Il n’était donc plus question de culpabilité de qui que ce soit, l’objectif étant de jeter l’opprobre sur Mediapart. Selon Le Figaro toujours, relayant l’Elysée : "L’affaire connait un tournant judiciaire" ce soir. Arrêt sur Image relativisait également l’article du Figaro en déclarant : Contrairement à ce que laisse entendre le titre du Figaro, c’est uniquement à propos de la période antérieure à 2007, que Thebout accuse le site de "romance".
L’affaire a donc été rondement menée, avec des policiers qui se sont déplacés de Paris dans la Drôme pour pour rencontrer Claire Thebout dans le sud avec une célérité dont ceux-ci sont peu coutumiers. Et même si Claire Thebout faisait d’autres révélations lors de cet interrogatoire comme nous allons le voir plus loin, Le Figaro n’a retenu que les charges contre le média de "contre-feux". Il est possible que cette descente chez l’habitant ait été pilotée depuis l’Elysée, avec le Figaro valant source légitimée d’information , pour déstabiliser Mediapart auprès de l’opinion.
Le WoerthGate se transforme en SarkozyGate
Ceci-dit Claire Thibout mouille aujourd’hui encore davantage de politiques : Pierre Messmer, Mme Pompidou, François Léotard, Gérard Longuet, le couple Chirac, Edouard Balladur, Bernard Kouchner, Danielle Mitterrand ou encore Renaud Donnedieu de Vabres, Éric Woerth et contrairement aux allégations du Figaro Nicolas Sarkozy est toujours sur sa liste.

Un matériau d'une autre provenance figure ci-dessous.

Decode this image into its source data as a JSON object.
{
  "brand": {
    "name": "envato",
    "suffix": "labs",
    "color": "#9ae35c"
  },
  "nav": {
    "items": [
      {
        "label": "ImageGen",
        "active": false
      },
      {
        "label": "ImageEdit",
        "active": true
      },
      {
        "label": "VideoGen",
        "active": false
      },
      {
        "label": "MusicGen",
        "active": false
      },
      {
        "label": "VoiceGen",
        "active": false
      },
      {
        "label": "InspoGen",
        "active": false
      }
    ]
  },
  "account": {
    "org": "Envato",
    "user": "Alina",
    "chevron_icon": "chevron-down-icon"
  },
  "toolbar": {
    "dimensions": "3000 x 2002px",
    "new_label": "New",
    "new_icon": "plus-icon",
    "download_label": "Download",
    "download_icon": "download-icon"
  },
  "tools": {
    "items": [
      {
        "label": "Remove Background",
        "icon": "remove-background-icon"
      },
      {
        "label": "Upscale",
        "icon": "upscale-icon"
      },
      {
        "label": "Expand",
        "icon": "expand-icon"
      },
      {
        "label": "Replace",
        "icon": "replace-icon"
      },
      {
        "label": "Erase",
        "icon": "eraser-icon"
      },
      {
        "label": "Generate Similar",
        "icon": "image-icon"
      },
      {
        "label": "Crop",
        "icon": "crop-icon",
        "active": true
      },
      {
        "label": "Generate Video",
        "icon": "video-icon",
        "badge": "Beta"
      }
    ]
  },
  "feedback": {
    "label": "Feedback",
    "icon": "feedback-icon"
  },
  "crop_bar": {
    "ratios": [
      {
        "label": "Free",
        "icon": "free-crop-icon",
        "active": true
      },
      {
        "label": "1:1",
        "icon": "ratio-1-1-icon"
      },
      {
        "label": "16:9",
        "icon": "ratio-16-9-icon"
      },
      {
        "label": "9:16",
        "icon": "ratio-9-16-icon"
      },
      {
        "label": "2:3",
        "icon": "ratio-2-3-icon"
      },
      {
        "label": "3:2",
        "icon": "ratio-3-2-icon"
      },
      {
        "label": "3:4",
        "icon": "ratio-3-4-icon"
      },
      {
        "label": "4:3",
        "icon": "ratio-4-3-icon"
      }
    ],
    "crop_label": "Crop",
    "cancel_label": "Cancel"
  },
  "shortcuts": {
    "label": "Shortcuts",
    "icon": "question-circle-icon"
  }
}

Cette affaire, si les médias traditionnels avaient voulu s’en donner la peine, était connue de tous depuis déjà bien longtemps, je l’évoquais déjà en octobre 2009. D’ailleurs des informations complémentaires attendent vraisemblablement les enquêteurs, si jamais ils avaient la bonne idée d’aller faire un tour à Genève. Il faut croire qu’il n’auront pas ce trait de génie, tout comme la majorité de journalistes jusqu’à ce jour.
La clef se situe encore une fois dans les réactions à venir de l’opinion, il est probable que celle-ci continuera de jouer les faux-semblants dans les semaines à venir afin que la routine s’installe à nouveau. Et on criera au "tous pourri" en coeur, cela n’est cependant pas bien grave, puisque ces plaintes ne dépasseront pas les 4 murs de nos habitations.
Mesdames et messieurs, l’Elysée attend votre consentement, pressez-vous à le lui apporter (comme d’habitude).